It's the Most Wonderful Time...

"Sing it with me! 

It's The Most Wonderful Time Of The Year
With the kids jingle belling
And everyone telling you "Be of good cheer"
It's The Most Wonderful Time Of The Year
It's the hap -happiest season of all
With those holiday greetings and gay happy meetings
When friends come to call 

It's the hap - happiest season of all

There'll be parties for hosting
Marshmallows for toasting
And caroling out in the snow
There'll be scary ghost stories
And tales of the glories of
Christmases long, long ago

It's The Most Wonderful Ti....   Wait. What??

Hold that sled just a second. "There'll be scary ghost stories?" It's Christmas not Halloween... WTH?"

You've just read a fairly accurate portrayal of me, Alex, about four weeks ago when I finally (after 40-*cough* years on this earth) finally, actually processed that line of the song.

This led to a little bit of obsessive thinking every time I heard the song again - which, if you're listening to the "all Christmas, all the time" radio station is about every 22 minutes.

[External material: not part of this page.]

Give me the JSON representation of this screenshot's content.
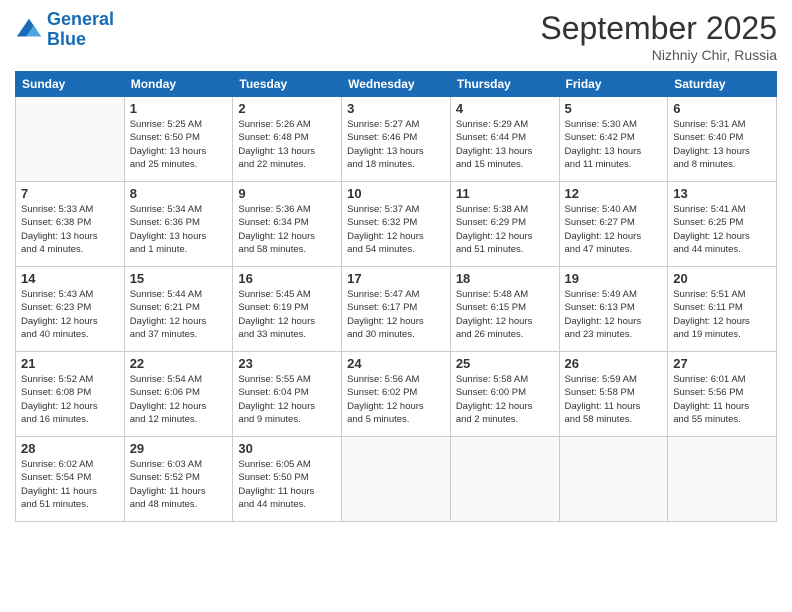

Yesterday, Cassandra suggested that I use today's blog post to "explore the English tradition of Christmas ghost stories." ...Wait. What?? There's actually a basis for that freaky line in the song? *facepalm*

So yeah. I thought I'd load y'all up with a bunch of links about the history of the tradition but all I could really find were vague references to pre-Christian, European oral traditions and evidence of the fact that the Victorians (obsessed with death and spirits as they were) were very fond of the Christmas ghost story. As Cassandra most eloquently put it, "You do realize that is why 'A Christmas Carol' is a ghost story, right? Dickens didn't just pull the concept out of his ass."

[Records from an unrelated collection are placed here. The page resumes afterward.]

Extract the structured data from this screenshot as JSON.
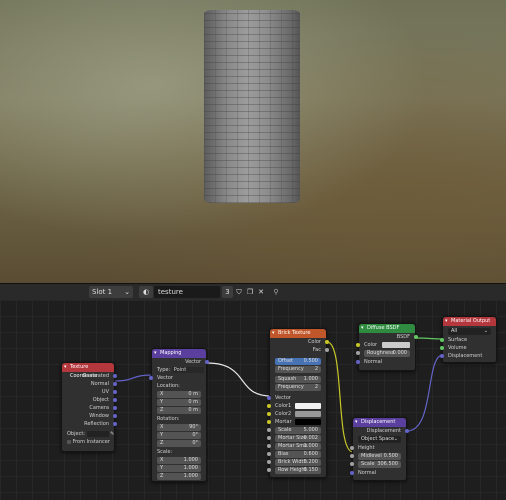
{
  "toolbar": {
    "slot": "Slot 1",
    "material_name": "testure",
    "user_count": "3"
  },
  "colors": {
    "input_header": "#b3373d",
    "vector_header": "#5a3f9e",
    "texture_header": "#c0572b",
    "shader_header": "#2e8b3f",
    "output_header": "#b3373d",
    "socket_vector": "#6363c7",
    "socket_color": "#c7c729",
    "socket_float": "#a1a1a1",
    "socket_shader": "#63c763"
  },
  "nodes": {
    "texcoord": {
      "title": "Texture Coordinate",
      "outputs": [
        "Generated",
        "Normal",
        "UV",
        "Object",
        "Camera",
        "Window",
        "Reflection"
      ],
      "object_label": "Object:",
      "from_instancer": "From Instancer"
    },
    "mapping": {
      "title": "Mapping",
      "out_vector": "Vector",
      "type_label": "Type:",
      "type_value": "Point",
      "in_vector": "Vector",
      "location_label": "Location:",
      "location": [
        {
          "axis": "X",
          "value": "0 m"
        },
        {
          "axis": "Y",
          "value": "0 m"
        },
        {
          "axis": "Z",
          "value": "0 m"
        }
      ],
      "rotation_label": "Rotation:",
      "rotation": [
        {
          "axis": "X",
          "value": "90°"
        },
        {
          "axis": "Y",
          "value": "0°"
        },
        {
          "axis": "Z",
          "value": "0°"
        }
      ],
      "scale_label": "Scale:",
      "scale": [
        {
          "axis": "X",
          "value": "1.000"
        },
        {
          "axis": "Y",
          "value": "1.000"
        },
        {
          "axis": "Z",
          "value": "1.000"
        }
      ]
    },
    "brick": {
      "title": "Brick Texture",
      "out_color": "Color",
      "out_fac": "Fac",
      "offset_label": "Offset",
      "offset_value": "0.500",
      "frequency1_label": "Frequency",
      "frequency1_value": "2",
      "squash_label": "Squash",
      "squash_value": "1.000",
      "frequency2_label": "Frequency",
      "frequency2_value": "2",
      "in_vector": "Vector",
      "color1": "Color1",
      "color2": "Color2",
      "mortar": "Mortar",
      "fields": [
        {
          "label": "Scale",
          "value": "5.000"
        },
        {
          "label": "Mortar Size",
          "value": "0.002"
        },
        {
          "label": "Mortar Smo",
          "value": "1.000"
        },
        {
          "label": "Bias",
          "value": "0.600"
        },
        {
          "label": "Brick Width",
          "value": "0.200"
        },
        {
          "label": "Row Height",
          "value": "0.150"
        }
      ]
    },
    "diffuse": {
      "title": "Diffuse BSDF",
      "out_bsdf": "BSDF",
      "color": "Color",
      "roughness_label": "Roughness",
      "roughness_value": "0.000",
      "normal": "Normal"
    },
    "output": {
      "title": "Material Output",
      "target": "All",
      "surface": "Surface",
      "volume": "Volume",
      "displacement": "Displacement"
    },
    "displacement": {
      "title": "Displacement",
      "out_displacement": "Displacement",
      "space": "Object Space",
      "height": "Height",
      "midlevel_label": "Midlevel",
      "midlevel_value": "0.500",
      "scale_label": "Scale",
      "scale_value": "306.500",
      "normal": "Normal"
    }
  }
}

The best resource I found was from a literary researcher named Richard Dalby. Dalby has a penchant for the supernatural and many of the books and anthologies he's contributed to have this theme. One (sadly out of print, it seems), "Ghosts for Christmas," is a compilation of Christmas-themed ghost stories, I'm assuming from Victorian times. Here's the list of stories included:

"Our Ghost Party" - Jerome K. Jerome
"The Story of the Goblins Who Stole a Sexton - Charles Dickens
"The Ghost Detective" - Mark Lemon
"The Dead Sexton" - J. Sheridan Le Fanu
"Markheim" - Robert Louis Stevenson
"The Ghost of Christmas Eve" - J.M. Barrie
"The Real and the Counterfeit" - Mrs. Alfred Baldwin
"Number Ninety" - Mrs. B.M. Croker
"Thurlow's Christmas Story" - J.K. Bangs
"Their Dear Little Ghost" - Elia W. Peattie
"Wolverton Tower" - Grant Allen
"A Ghost-Child" - Bernard Capes
"The Kit-Bag" - Algernon Blackwood
"The Shadow" - E. Nesbit
"The Irtonwood Ghost" - Elinor Glyn
"Bone To His Bone" - E.G. Swain
"Transition" - Algernon Blackwood
"The Story of a Disappearance and an Appearance" - M.R. James
"The Sculptor's Angel" - Marie Corelli
"The Snow" - Hugh Walpole
"Smee" - A.M. Burrage
"The Prescription" - Marjorie Bowen
"The Demon King" - J.B. Priestly
"Lucky's Grove" - H. Russell Wakefield
"I Shall Take Proper Precautions" - George H. Bushnell
"Christmas Meeting" - Rosemary Timperley
"Someone In The Lift" - L.P. Hartley
"The Christmas Present" - Ramsey Campbell
"Christmas Entertainment" - Daphne Froome
"Gebal and Ammon and Amalek" - David G. Rowlands

So now I'm on the hunt for a copy of this book and I'll be doing some independent, Interwebz research to see if I can find out more about this craziness. I'm not sure what was up with the Victorians and death but I found an interesting article written by someone at Berkley called "A Victorian Obsession With Death."

You know...suddenly the "hap-happiest time of the year" became awfully maudlin.

- Alex

Dec 24 - Postscript:  I follow a few blogs including one called "Forgotten Classics" which focuses on less-well-known classic literature. Guess what the post was today... Christmas Ghost Stories (of course). Check it out! Forgotten Classics: Episode 145 - Two Christmas Ghost Stories.

1 comment:

  1. Cool! I wish I would've read this sooner, I love ghost stories! There is a copy available right now at the central branch of the Madison Public Library.